I've used a gas/propane generator for years.  We also have a manual transfer switch to plug the generator into our house.  

The best thing I can say about it is that there's not much to say about it.  When we have a power outage I can plug it in, flip the transfer switch, start it up and continue living my life. No fussing around.  

The biggest downside is that capacity is limited so you can't run everything that you'd normally run.  I live in the Midwest so if we have a power outage when it's cold enough I have to shut off our water main (can turn it back on for short amounts of time to flush toilets and get drinking water otherwise it can freeze and burst pipes) and confine ourselves to a small section of the house I can heat with space heaters. A generator that would power our central electric heat is prohibitively expensive.  We're considering re-locating to another Midwest location and a key priority for the new place is a gas/propane furnace which will continue to run during a power outage if you have a generator capable of running the blower on the unit. (The blower takes very little power to run)

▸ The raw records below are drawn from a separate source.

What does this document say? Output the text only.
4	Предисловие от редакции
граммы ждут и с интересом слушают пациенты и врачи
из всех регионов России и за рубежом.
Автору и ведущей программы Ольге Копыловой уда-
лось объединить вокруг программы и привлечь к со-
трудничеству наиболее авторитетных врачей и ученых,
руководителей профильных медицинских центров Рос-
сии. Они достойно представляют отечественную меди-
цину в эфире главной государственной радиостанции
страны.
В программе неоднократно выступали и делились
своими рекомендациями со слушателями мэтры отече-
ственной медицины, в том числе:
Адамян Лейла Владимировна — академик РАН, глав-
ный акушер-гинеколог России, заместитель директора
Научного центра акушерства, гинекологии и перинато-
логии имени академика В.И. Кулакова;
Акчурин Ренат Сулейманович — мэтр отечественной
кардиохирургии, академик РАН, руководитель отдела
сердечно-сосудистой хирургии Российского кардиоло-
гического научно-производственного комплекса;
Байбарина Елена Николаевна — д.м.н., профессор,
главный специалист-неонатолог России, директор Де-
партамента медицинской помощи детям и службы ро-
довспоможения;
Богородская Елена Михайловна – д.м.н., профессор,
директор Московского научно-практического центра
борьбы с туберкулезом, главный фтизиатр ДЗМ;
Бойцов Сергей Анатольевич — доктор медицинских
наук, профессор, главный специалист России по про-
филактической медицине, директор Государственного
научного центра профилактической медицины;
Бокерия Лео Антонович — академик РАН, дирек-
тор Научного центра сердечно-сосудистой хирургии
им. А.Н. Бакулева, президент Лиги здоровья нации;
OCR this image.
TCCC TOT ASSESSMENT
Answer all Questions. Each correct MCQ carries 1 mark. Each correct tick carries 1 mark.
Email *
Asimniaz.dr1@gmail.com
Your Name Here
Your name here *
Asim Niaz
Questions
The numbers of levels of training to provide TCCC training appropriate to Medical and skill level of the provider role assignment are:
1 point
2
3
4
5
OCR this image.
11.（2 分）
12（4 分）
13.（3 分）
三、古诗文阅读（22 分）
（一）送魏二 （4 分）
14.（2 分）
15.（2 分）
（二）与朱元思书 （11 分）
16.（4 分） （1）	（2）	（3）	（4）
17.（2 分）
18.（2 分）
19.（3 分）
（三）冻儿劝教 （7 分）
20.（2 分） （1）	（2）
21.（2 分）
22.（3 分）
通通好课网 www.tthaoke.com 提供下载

Apparently, it's important to get an inverter-type of generator if you're wanting to run computers and stuff off of it so that's what I've always used.

If you have natural gas to your house that might also be an option -- nothing to store and it's always on as it were. This would be nice for any extended use of the generator where the gas or propane tank might run out and need to be refilled requiring the generator motor to be shut off. 

Also, if you want to use your car as the fuel container, check to see if the fuel rail on the manifold has a fuel outlet port -- many do for things like attaching a pressure gauge or just releasing the pressure in the line and draining. You can also splice something into the lines if not. Then you can just use the fuel pump in the tank to fill the generator (or fill the fuel jug that will fill the generator).

Any options for folks who live in an apartment or condo? 

Battery backups work well for electronics and small appliances for up to  30-60 min outages, but are likely prohibitively bulky and expensive to run everything.  Presumably on a condo it's possible to convince other owners to pitch in in on a generator for the community, probably through the HOA.

Another option, which may only work if you own a hybrid vehicle, is to use the vehicle's engine as a generator. Connect the vehicle's battery to an inverter, and plug your house stuff into that. Only requires an inverter of however many watts you expect to use, and an extension cord.